Dinosaurs' eating habits
Updated on
Tuesday, June 30, 2009, 09:51
IST

London, June 30: British scientists trying to
solve the mystery behind eating habits of herbivorous
dinosaurs have found that the species had a unique way of
chewing their food unlike anything alive today.
The scientists at the University of Leicester, who
studied the microscopic scratches on the teeth of hadrosaurs -
herbivorous duck-billed dinosaurs - found that rather than
having a flexible lower jaw joint, the creatures had a hinge
between the upper jaws and the rest of the skull.

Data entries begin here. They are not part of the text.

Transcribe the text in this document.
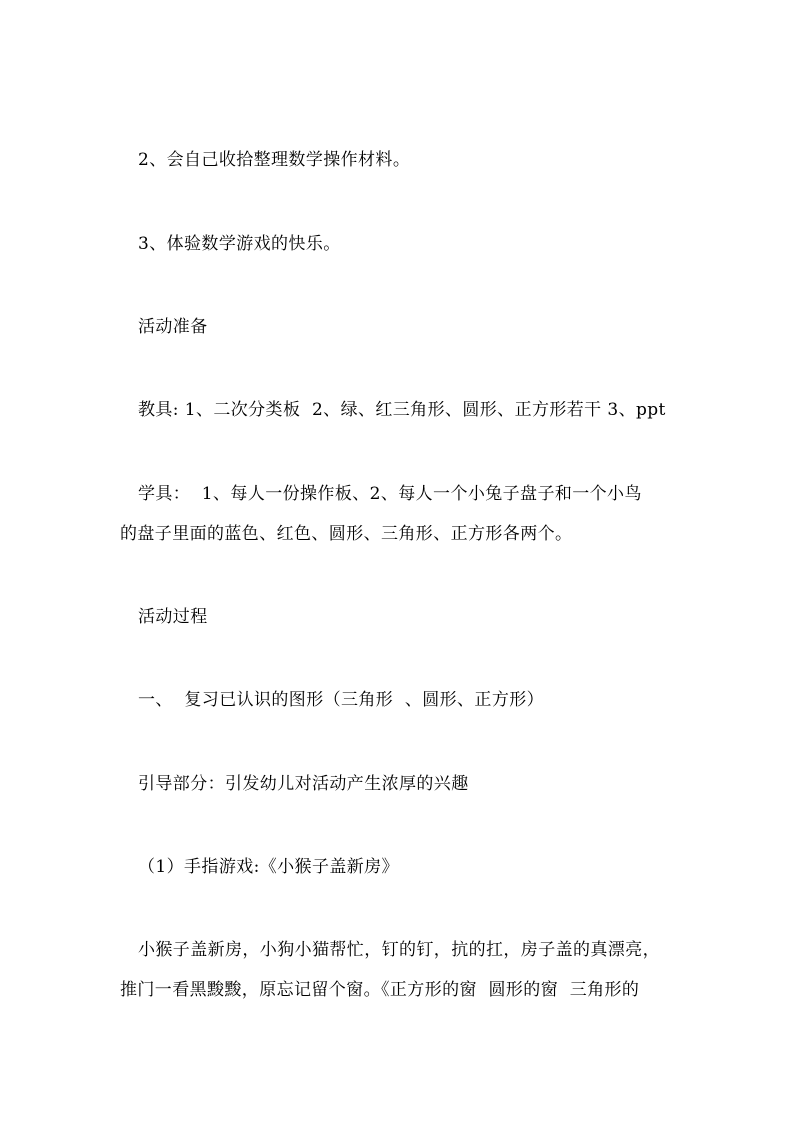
2、会自己收拾整理数学操作材料。

3、体验数学游戏的快乐。

活动准备

教具: 1、二次分类板  2、绿、红三角形、圆形、正方形若干 3、ppt

学具：  1、每人一份操作板、2、每人一个小兔子盘子和一个小鸟

的盘子里面的蓝色、红色、圆形、三角形、正方形各两个。

活动过程

一、  复习已认识的图形（三角形  、圆形、正方形）

引导部分：引发幼儿对活动产生浓厚的兴趣

（1）手指游戏:《小猴子盖新房》

小猴子盖新房，小狗小猫帮忙，钉的钉，抗的扛，房子盖的真漂亮，

推门一看黑黢黢，原忘记留个窗。《正方形的窗  圆形的窗  三角形的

"The Hadrosaurs did chew, but in a completely
different way to anything alive today. Rather than a flexible
lower jaw joint, they had a hinge between the upper jaws and
the rest of the skull," said Paul Barrett, a palaeontologist
at the UK-based Natural History Museum.
"As they bit down on their food the upper jaws were
forced outwards, flexing along this hinge so that the tooth
surfaces slid sideways across each other, grinding and
shredding food in the process," he said.
Palaeontologist Mark Purnell of the University of
Leicester Department of Geology, who led the research, said,
"Our study uses a new approach based on analysis of the
microscopic scratches that formed on hadrosaur's teeth as they
fed, tens of millions of years ago. The scratches have been
preserved intact since the animals died."